2. A method for making a fibrous terry member according to claim 1, in the fiber sheet comprises longitudinally oriented fibers.

3. A method for making a fibrous curl member according to claim 1, wherein the temperature of the arcuate portions at the beginning of the deformation step is greater than 40 ° C.

4. A method for making a fibrous curl member according to claim 1, wherein the step of deforming the arcuate portions comprises the temporary compression of the arcuate portions.

A method for making a fibrous terry member according to claim 4, wherein the temporary compression during the deformation step is carried out by a first compression roller and a second compression roller opposite the first compression roller , the fiber sheet and the backing being fed between the first compression roller and the second compression roller.

6. A method for making a fibrous terry member according to claim 5, wherein the arched portions have an initial height defined as the height of the arched portions from the backing during the joining step, wherein the eyelid space The surface of the first compression roller and the surface of the second heating roller is at least 10% of the initial height of the arched portions.

A method for making a fibrous terry member according to claim 4, wherein the temporary compression during the deformation step is carried out by a first plate and a second plate parallel to the first plate, the fibrous member being of curl fed between the first plate and the second plate.

8. A method for making a fibrous terry member according to claim 7, each of the first plate and the second plate having a main internal surface, said inner surface being in facing relation to each other, said arcuate portions having a initial height defined as the height of the arched portion from the backing during the joining step, wherein the inner surface of the first plate has a distance from the internal surface of the second plate of at least 10% of the height initial of the arched portions.

9. A method for making a fibrous curl member according to claim 4, wherein the temporary compression during the deformation step is applied by means of a roller and a pinch, the fibrous curl member being fed between the roller and the roller. the plate.
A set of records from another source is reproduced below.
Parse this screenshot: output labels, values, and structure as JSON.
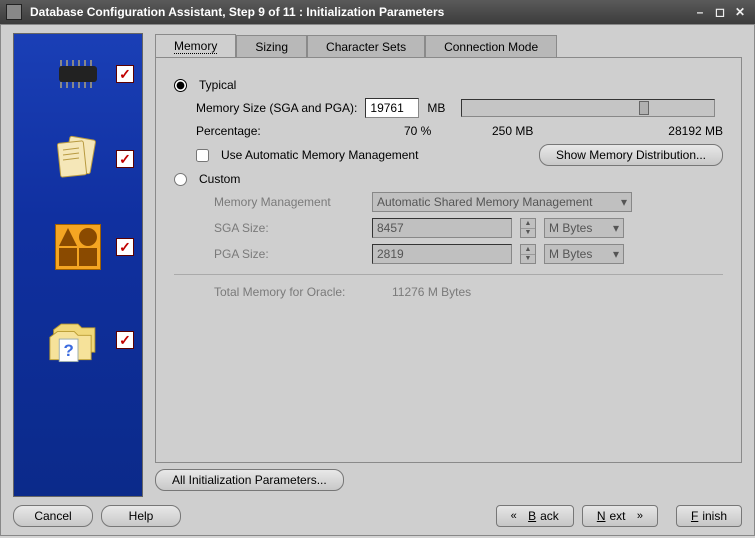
{
  "window": {
    "title": "Database Configuration Assistant, Step 9 of 11 : Initialization Parameters"
  },
  "tabs": {
    "memory": "Memory",
    "sizing": "Sizing",
    "charsets": "Character Sets",
    "connmode": "Connection Mode"
  },
  "memory": {
    "typical_label": "Typical",
    "mem_size_label": "Memory Size (SGA and PGA):",
    "mem_size_value": "19761",
    "mem_size_unit": "MB",
    "percentage_label": "Percentage:",
    "percentage_value": "70 %",
    "range_low": "250 MB",
    "range_high": "28192 MB",
    "use_amm_label": "Use Automatic Memory Management",
    "show_dist_label": "Show Memory Distribution...",
    "custom_label": "Custom",
    "mm_label": "Memory Management",
    "mm_value": "Automatic Shared Memory Management",
    "sga_label": "SGA Size:",
    "sga_value": "8457",
    "pga_label": "PGA Size:",
    "pga_value": "2819",
    "unit_mbytes": "M Bytes",
    "total_label": "Total Memory for Oracle:",
    "total_value": "11276 M Bytes"
  },
  "buttons": {
    "all_params": "All Initialization Parameters...",
    "cancel": "Cancel",
    "help": "Help",
    "back": "Back",
    "next": "Next",
    "finish": "Finish"
  }
}
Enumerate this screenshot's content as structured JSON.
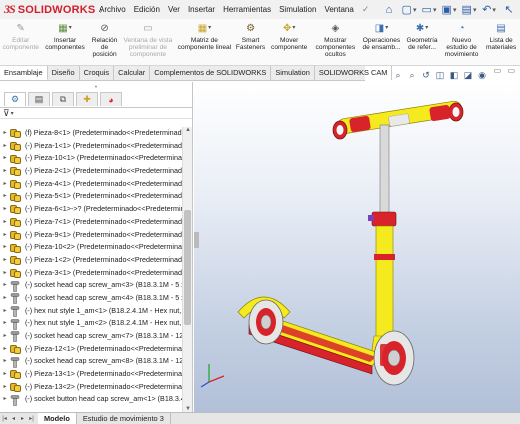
{
  "app": {
    "brand_prefix": "3S",
    "brand_name": "SOLIDWORKS"
  },
  "menu": {
    "items": [
      "Archivo",
      "Edición",
      "Ver",
      "Insertar",
      "Herramientas",
      "Simulation",
      "Ventana"
    ]
  },
  "quick_access": [
    {
      "icon": "home-icon",
      "glyph": "⌂"
    },
    {
      "icon": "new-document-icon",
      "glyph": "▢"
    },
    {
      "icon": "open-folder-icon",
      "glyph": "▭"
    },
    {
      "icon": "save-icon",
      "glyph": "▣"
    },
    {
      "icon": "print-icon",
      "glyph": "▤"
    },
    {
      "icon": "undo-icon",
      "glyph": "↶"
    },
    {
      "icon": "select-arrow-icon",
      "glyph": "↖"
    }
  ],
  "ribbon": {
    "commands": [
      {
        "label": "Editar\ncomponente",
        "disabled": true,
        "icon": "edit-component-icon",
        "glyph": "✎",
        "color": "#9a9a9a"
      },
      {
        "label": "Insertar\ncomponentes",
        "disabled": false,
        "icon": "insert-components-icon",
        "glyph": "▦",
        "color": "#5b8c3a",
        "dropdown": true
      },
      {
        "label": "Relación\nde\nposición",
        "disabled": false,
        "icon": "mate-icon",
        "glyph": "⊘",
        "color": "#555"
      },
      {
        "label": "Ventana de vista\npreliminar de\ncomponente",
        "disabled": true,
        "icon": "component-preview-icon",
        "glyph": "▭",
        "color": "#9a9a9a"
      },
      {
        "label": "Matriz de\ncomponente lineal",
        "disabled": false,
        "icon": "linear-pattern-icon",
        "glyph": "▦",
        "color": "#c9a227",
        "dropdown": true
      },
      {
        "label": "Smart\nFasteners",
        "disabled": false,
        "icon": "smart-fasteners-icon",
        "glyph": "⚙",
        "color": "#7a5a2a"
      },
      {
        "label": "Mover\ncomponente",
        "disabled": false,
        "icon": "move-component-icon",
        "glyph": "✥",
        "color": "#c9a227",
        "dropdown": true
      },
      {
        "label": "Mostrar\ncomponentes\nocultos",
        "disabled": false,
        "icon": "show-hidden-icon",
        "glyph": "◈",
        "color": "#555"
      },
      {
        "label": "Operaciones\nde ensamb...",
        "disabled": false,
        "icon": "assembly-features-icon",
        "glyph": "◨",
        "color": "#3a6fb0",
        "dropdown": true
      },
      {
        "label": "Geometría\nde refer...",
        "disabled": false,
        "icon": "reference-geometry-icon",
        "glyph": "✱",
        "color": "#3a6fb0",
        "dropdown": true
      },
      {
        "label": "Nuevo\nestudio de\nmovimiento",
        "disabled": false,
        "icon": "motion-study-icon",
        "glyph": "◔",
        "color": "#3a6fb0"
      },
      {
        "label": "Lista de\nmateriales",
        "disabled": false,
        "icon": "bill-of-materials-icon",
        "glyph": "▤",
        "color": "#3a6fb0"
      }
    ]
  },
  "command_tabs": {
    "items": [
      "Ensamblaje",
      "Diseño",
      "Croquis",
      "Calcular",
      "Complementos de SOLIDWORKS",
      "Simulation",
      "SOLIDWORKS CAM"
    ],
    "active_index": 0
  },
  "hud": {
    "icons": [
      {
        "icon": "zoom-to-fit-icon",
        "glyph": "⌕"
      },
      {
        "icon": "zoom-area-icon",
        "glyph": "⌕"
      },
      {
        "icon": "previous-view-icon",
        "glyph": "↺"
      },
      {
        "icon": "section-view-icon",
        "glyph": "◫"
      },
      {
        "icon": "view-orientation-icon",
        "glyph": "◧"
      },
      {
        "icon": "display-style-icon",
        "glyph": "◪"
      },
      {
        "icon": "hide-show-icon",
        "glyph": "◉"
      }
    ]
  },
  "panel": {
    "tabs": [
      {
        "icon": "feature-manager-icon",
        "glyph": "⚙"
      },
      {
        "icon": "property-manager-icon",
        "glyph": "▤"
      },
      {
        "icon": "configuration-manager-icon",
        "glyph": "⧉"
      },
      {
        "icon": "dimxpert-icon",
        "glyph": "✚"
      },
      {
        "icon": "display-manager-icon",
        "glyph": "◕"
      }
    ],
    "active_tab": 0,
    "filter_icon": "filter-icon"
  },
  "tree": {
    "rows": [
      {
        "type": "part",
        "text": "(f) Pieza-8<1> (Predeterminado<<Predeterminad"
      },
      {
        "type": "part",
        "text": "(-) Pieza-1<1> (Predeterminado<<Predeterminad"
      },
      {
        "type": "part",
        "text": "(-) Pieza-10<1> (Predeterminado<<Predetermina"
      },
      {
        "type": "part",
        "text": "(-) Pieza-2<1> (Predeterminado<<Predeterminad"
      },
      {
        "type": "part",
        "text": "(-) Pieza-4<1> (Predeterminado<<Predeterminad"
      },
      {
        "type": "part",
        "text": "(-) Pieza-5<1> (Predeterminado<<Predeterminad"
      },
      {
        "type": "part",
        "text": "(-) Pieza-6<1>->? (Predeterminado<<Predetermina"
      },
      {
        "type": "part",
        "text": "(-) Pieza-7<1> (Predeterminado<<Predeterminad"
      },
      {
        "type": "part",
        "text": "(-) Pieza-9<1> (Predeterminado<<Predeterminad"
      },
      {
        "type": "part",
        "text": "(-) Pieza-10<2> (Predeterminado<<Predetermina"
      },
      {
        "type": "part",
        "text": "(-) Pieza-1<2> (Predeterminado<<Predeterminad"
      },
      {
        "type": "part",
        "text": "(-) Pieza-3<1> (Predeterminado<<Predeterminad"
      },
      {
        "type": "bolt",
        "text": "(-) socket head cap screw_am<3> (B18.3.1M - 5 x"
      },
      {
        "type": "bolt",
        "text": "(-) socket head cap screw_am<4> (B18.3.1M - 5 x"
      },
      {
        "type": "bolt",
        "text": "(-) hex nut style 1_am<1> (B18.2.4.1M - Hex nut, S"
      },
      {
        "type": "bolt",
        "text": "(-) hex nut style 1_am<2> (B18.2.4.1M - Hex nut, S"
      },
      {
        "type": "bolt",
        "text": "(-) socket head cap screw_am<7> (B18.3.1M - 12 :"
      },
      {
        "type": "part",
        "text": "(-) Pieza-12<1> (Predeterminado<<Predetermina"
      },
      {
        "type": "bolt",
        "text": "(-) socket head cap screw_am<8> (B18.3.1M - 12 :"
      },
      {
        "type": "part",
        "text": "(-) Pieza-13<1> (Predeterminado<<Predetermina"
      },
      {
        "type": "part",
        "text": "(-) Pieza-13<2> (Predeterminado<<Predetermina"
      },
      {
        "type": "bolt",
        "text": "(-) socket button head cap screw_am<1> (B18.3.4 ."
      }
    ]
  },
  "bottom_tabs": {
    "items": [
      "Modelo",
      "Estudio de movimiento 3"
    ],
    "active_index": 0
  },
  "colors": {
    "scooter_yellow": "#f5ea1e",
    "scooter_red": "#d8232a",
    "wheel_grey": "#c8c8c8",
    "brand_red": "#d0202e"
  }
}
A method for making a fibrous terry member according to claim 9, wherein the arcuate portions having an initial height defined as the height of the arched portion from the backing during the joining step, the roller having a surface, said plate having an internal surface, said surface of the roller and the internal surface of the plate being in front relation to one another, wherein the distance between the surface of the roller and the internal surface of the plate is at least 10. % of the initial height of the arched portions. jáajfejaa .., ^^ ¡¿^ ^ ^ ^ fc

11. A method for making a fibrous terry member according to claim 9, wherein the plate is curved and concentric with said roller.

12. A fibrous terry member made according to the method of any of claims 1 to 11 * -attsai ^ ¡¡¡L?